Prospektr
Try for $1
Legal

Security

Last updated: April 26, 2026

We treat customer data the way we'd want our own data treated. Here's how we secure Prospektr™.

Encryption

  • In transit: All Service traffic is encrypted via TLS 1.2+. HSTS is enforced.
  • At rest: Customer data lives in a managed Postgres instance (Neon) with disk-level encryption. Backups are encrypted at the storage layer.
  • Cookies: Session cookies are HTTP-only, secure, and SameSite=Lax. Client-side JavaScript cannot read them.

Authentication

  • Passwordless sign-in via single-use email magic links.
  • Session tokens stored server-side; revocable from the database.
  • Sessions expire after 30 days of inactivity.
  • No password to leak.

Payment security

All billing is handled by Stripe.
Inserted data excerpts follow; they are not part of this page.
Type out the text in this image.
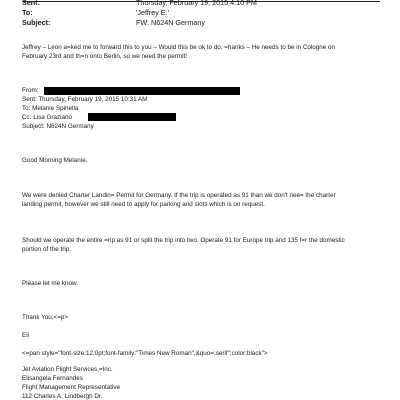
Sent:	Thursday, February 19, 2015 4:10 PM
To:	'Jeffrey E.'
Subject:	FW: N624N Germany
Jeffrey – Leon a=ked me to forward this to you – Would this be ok to do. =hanks – He needs to be in Cologne on
February 23rd and th=n onto Berlin, so we need the permit!
From:
Sent: Thursday, February 19, 2015 10:31 AM
To: Melanie Spinella
Cc: Lisa Graziano
Subject: N624N Germany
Good Morning Melanie,
We were denied Charter Landin= Permit for Germany. If the trip is operated as 91 than we don't nee= the charter
landing permit, however we still need to apply for parking and slots which is on request.
Should we operate the entire =rip as 91 or split the trip into two. Operate 91 for Europe trip and 135 f=r the domestic
portion of the trip.
Please let me know.
Thank You,<=p>
Eli
<=pan style="font-size:12.0pt;font-family:"Times New Roman",&quo=;serif";color:black">
Jet Aviation Flight Services,=Inc.
Elisangela Fernandes
Flight Management Representative
112 Charles A. Lindbergh Dr.
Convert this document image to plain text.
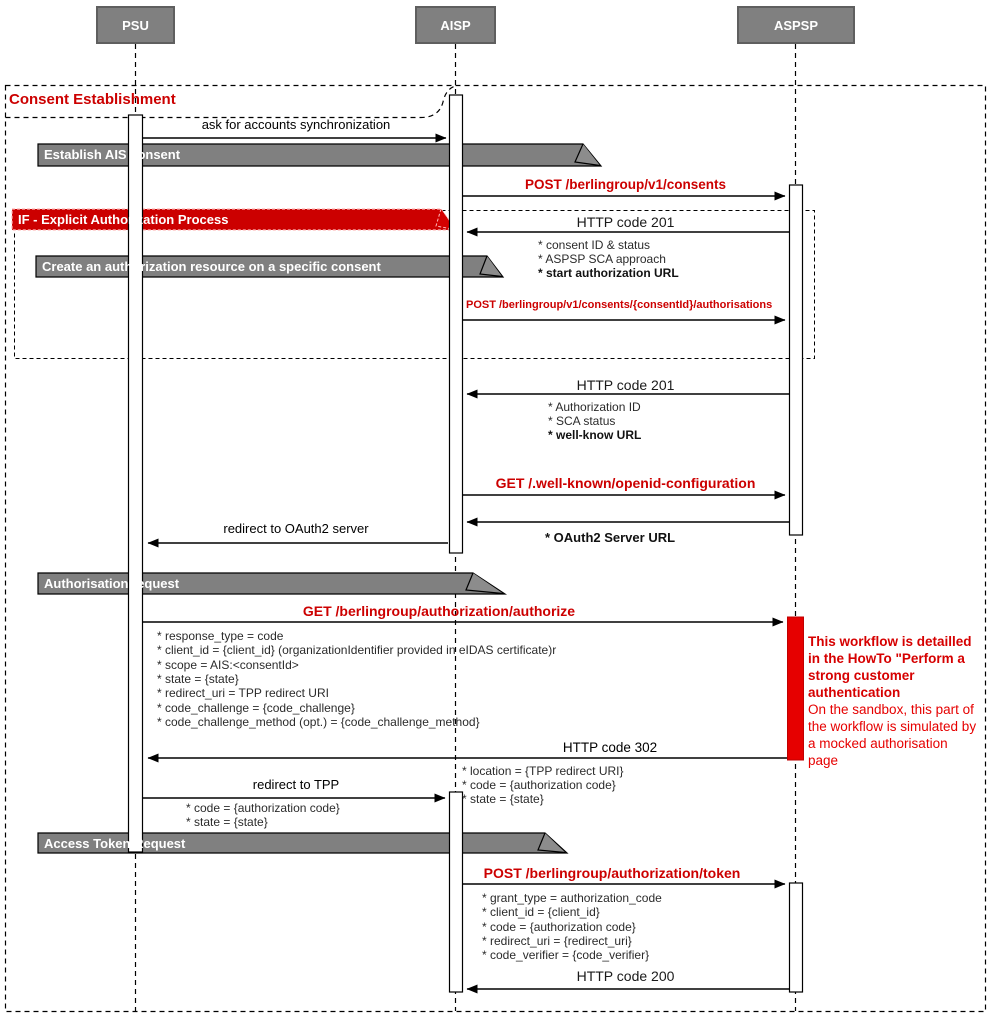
PSU	AISP	ASPSP
Consent Establishment
Establish AIS consent
Create an authorization resource on a specific consent
Authorisation request
Access Token Request
IF - Explicit Authorization Process
ask for accounts synchronization
POST /berlingroup/v1/consents
HTTP code 201
* consent ID & status
* ASPSP SCA approach
* start authorization URL
POST /berlingroup/v1/consents/{consentId}/authorisations
HTTP code 201
* Authorization ID
* SCA status
* well-know URL
GET /.well-known/openid-configuration
* OAuth2 Server URL
redirect to OAuth2 server
GET /berlingroup/authorization/authorize
* response_type = code
* client_id = {client_id} (organizationIdentifier provided in eIDAS certificate)r
* scope = AIS:<consentId>
* state = {state}
* redirect_uri = TPP redirect URI
* code_challenge = {code_challenge}
* code_challenge_method (opt.) = {code_challenge_method}
HTTP code 302
* location = {TPP redirect URI}
* code = {authorization code}
* state = {state}
redirect to TPP
* code = {authorization code}
* state = {state}
POST /berlingroup/authorization/token
* grant_type = authorization_code
* client_id = {client_id}
* code = {authorization code}
* redirect_uri = {redirect_uri}
* code_verifier = {code_verifier}
HTTP code 200
This workflow is detailled
in the HowTo "Perform a
strong customer
authentication
On the sandbox, this part of
the workflow is simulated by
a mocked authorisation
page
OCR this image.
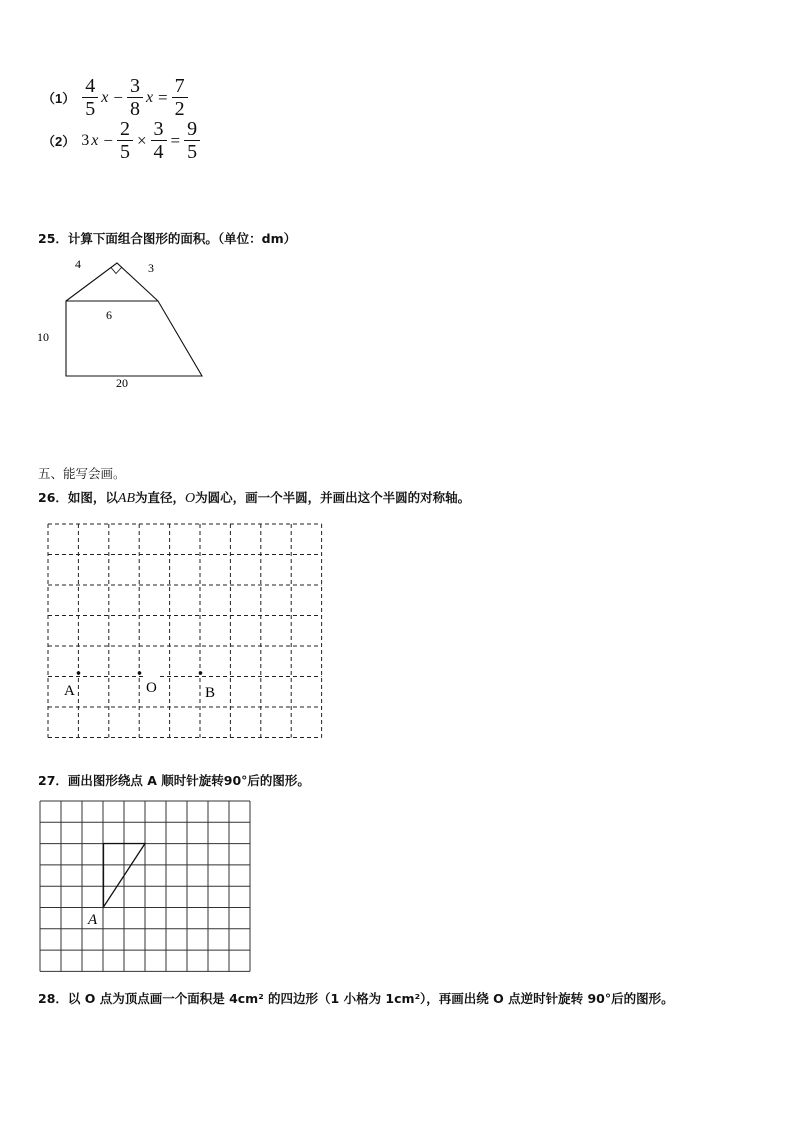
$(1) \frac{4}{5}$ $x - \frac{3}{8}$ $x = \frac{7}{2}$
（2） 3 $x - \frac{2}{5} \times \frac{3}{4} = \frac{9}{5}$
25．计算下面组合图形的面积。（单位：dm）
4	3
6
10
20
五、能写会画。
26．如图，以AB为直径，O为圆心，画一个半圆，并画出这个半圆的对称轴。
A	O	B
27．画出图形绕点 A 顺时针旋转90°后的图形。
A
28．以 O 点为顶点画一个面积是 4cm² 的四边形（1 小格为 1cm²），再画出绕 O 点逆时针旋转 90°后的图形。
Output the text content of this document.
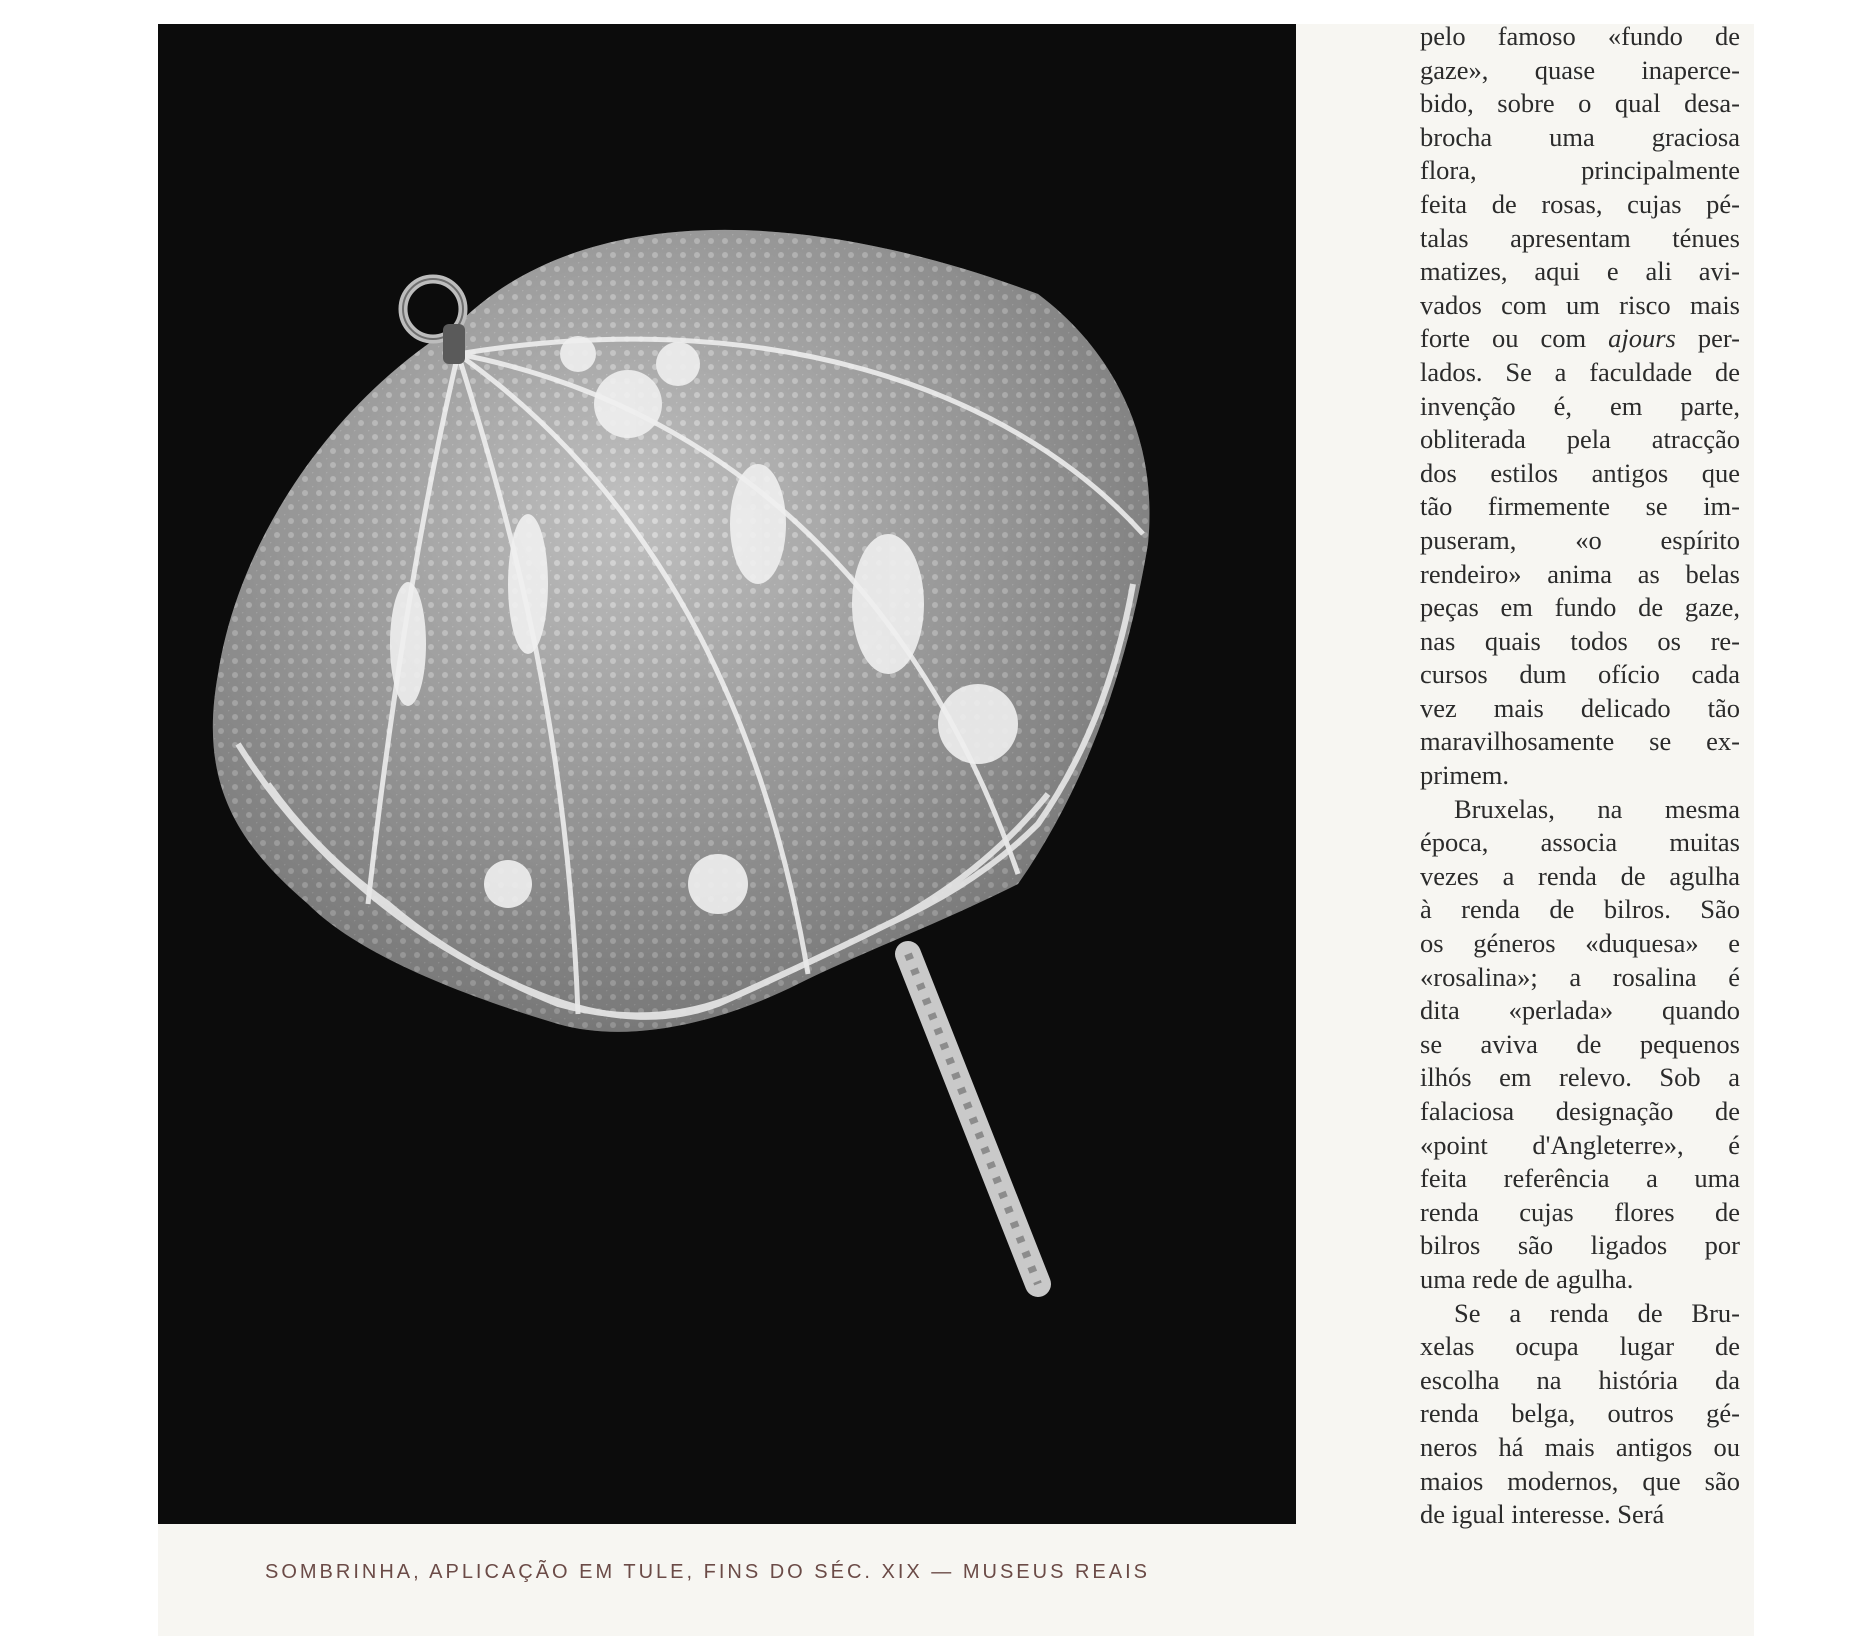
SOMBRINHA, APLICAÇÃO EM TULE, FINS DO SÉC. XIX — MUSEUS REAIS
pelo famoso «fundo de
gaze», quase inaperce-
bido, sobre o qual desa-
brocha uma graciosa
flora, principalmente
feita de rosas, cujas pé-
talas apresentam ténues
matizes, aqui e ali avi-
vados com um risco mais
forte ou com ajours per-
lados. Se a faculdade de
invenção é, em parte,
obliterada pela atracção
dos estilos antigos que
tão firmemente se im-
puseram, «o espírito
rendeiro» anima as belas
peças em fundo de gaze,
nas quais todos os re-
cursos dum ofício cada
vez mais delicado tão
maravilhosamente se ex-
primem.
Bruxelas, na mesma
época, associa muitas
vezes a renda de agulha
à renda de bilros. São
os géneros «duquesa» e
«rosalina»; a rosalina é
dita «perlada» quando
se aviva de pequenos
ilhós em relevo. Sob a
falaciosa designação de
«point d'Angleterre», é
feita referência a uma
renda cujas flores de
bilros são ligados por
uma rede de agulha.
Se a renda de Bru-
xelas ocupa lugar de
escolha na história da
renda belga, outros gé-
neros há mais antigos ou
maios modernos, que são
de igual interesse. Será
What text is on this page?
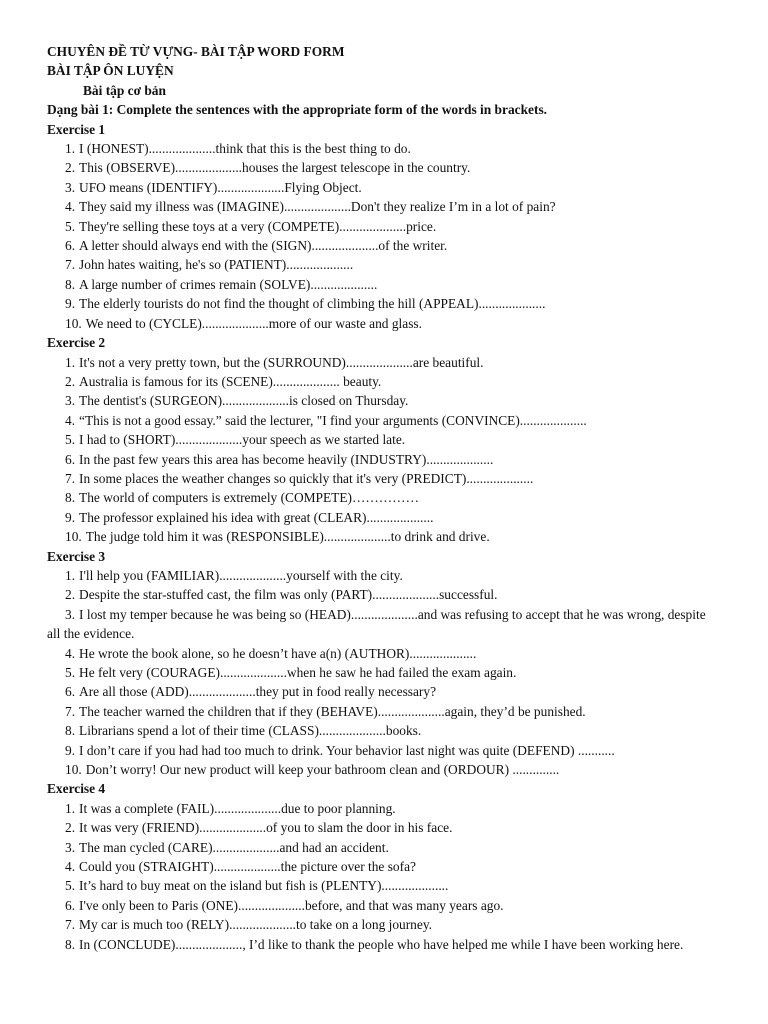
CHUYÊN ĐỀ TỪ VỰNG- BÀI TẬP WORD FORM
BÀI TẬP ÔN LUYỆN
Bài tập cơ bản
Dạng bài 1: Complete the sentences with the appropriate form of the words in brackets.
Exercise 1
1. I (HONEST)....................think that this is the best thing to do.
2. This (OBSERVE)....................houses the largest telescope in the country.
3. UFO means (IDENTIFY)....................Flying Object.
4. They said my illness was (IMAGINE)....................Don't they realize I’m in a lot of pain?
5. They're selling these toys at a very (COMPETE)....................price.
6. A letter should always end with the (SIGN)....................of the writer.
7. John hates waiting, he's so (PATIENT)....................
8. A large number of crimes remain (SOLVE)....................
9. The elderly tourists do not find the thought of climbing the hill (APPEAL)....................
10. We need to (CYCLE)....................more of our waste and glass.
Exercise 2
1. It's not a very pretty town, but the (SURROUND)....................are beautiful.
2. Australia is famous for its (SCENE).................... beauty.
3. The dentist's (SURGEON)....................is closed on Thursday.
4. “This is not a good essay.” said the lecturer, "I find your arguments (CONVINCE)....................
5. I had to (SHORT)....................your speech as we started late.
6. In the past few years this area has become heavily (INDUSTRY)....................
7. In some places the weather changes so quickly that it's very (PREDICT)....................
8. The world of computers is extremely (COMPETE)……………
9. The professor explained his idea with great (CLEAR)....................
10. The judge told him it was (RESPONSIBLE)....................to drink and drive.
Exercise 3
1. I'll help you (FAMILIAR)....................yourself with the city.
2. Despite the star-stuffed cast, the film was only (PART)....................successful.
3. I lost my temper because he was being so (HEAD)....................and was refusing to accept that he was wrong, despite all the evidence.
4. He wrote the book alone, so he doesn’t have a(n) (AUTHOR)....................
5. He felt very (COURAGE)....................when he saw he had failed the exam again.
6. Are all those (ADD)....................they put in food really necessary?
7. The teacher warned the children that if they (BEHAVE)....................again, they’d be punished.
8. Librarians spend a lot of their time (CLASS)....................books.
9. I don’t care if you had had too much to drink. Your behavior last night was quite (DEFEND) ...........
10. Don’t worry! Our new product will keep your bathroom clean and (ORDOUR) ..............
Exercise 4
1. It was a complete (FAIL)....................due to poor planning.
2. It was very (FRIEND)....................of you to slam the door in his face.
3. The man cycled (CARE)....................and had an accident.
4. Could you (STRAIGHT)....................the picture over the sofa?
5. It’s hard to buy meat on the island but fish is (PLENTY)....................
6. I've only been to Paris (ONE)....................before, and that was many years ago.
7. My car is much too (RELY)....................to take on a long journey.
8. In (CONCLUDE)...................., I’d like to thank the people who have helped me while I have been working here.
We never see your full card number. Stripe is PCI-DSS Level 1 certified. We store only the customer ID, subscription status, and last-four digits.

Infrastructure

  • Hosted on Vercel (USA) with edge network and DDoS mitigation.
  • Database on Neon (USA) with point-in-time recovery and automatic backups.
  • Email delivery through Resend with SPF / DKIM / DMARC enforced on outbound mail.

Access controls

  • Tenant isolation:Every database query is scoped to the authenticated tenant. There is no shared-data access path; a compromised account cannot read another tenant's data.
  • Internal access: Production database access is limited to a small set of administrators with audit logging. We do not browse customer data without explicit written consent (e.g., to help debug a support ticket).
  • Sub-processor access: Each sub-processor receives only the minimum data needed (see Privacy Policy).

API key handling

Customers can paste API keys (Smartlead, Reply.io, webhook secrets) into Prospektr to enable auto-export. These are stored in our encrypted database, surfaced as masked password fields in the UI, and only sent to the corresponding vendor when pushing a lead.

Logging & monitoring

Application logs capture errors and security-relevant events. We do not log full customer data or AI classifier output by default. Logs rotate after 30 days.

Vulnerability disclosure

Found a security issue? We want to know. Email security@prospektr.co with details and proof-of-concept. We commit to responding within 3 business days. We do not have a public bug-bounty program yet but are happy to publicly credit responsible researchers.

Compliance

Prospektr is operated from the United States. We follow GDPR and CCPA principles: customers may request access, correction, export, or deletion of their data at privacy@prospektr.co.

Status & transparency

Service status is available at /status. We post incident reports for any outage longer than 30 minutes.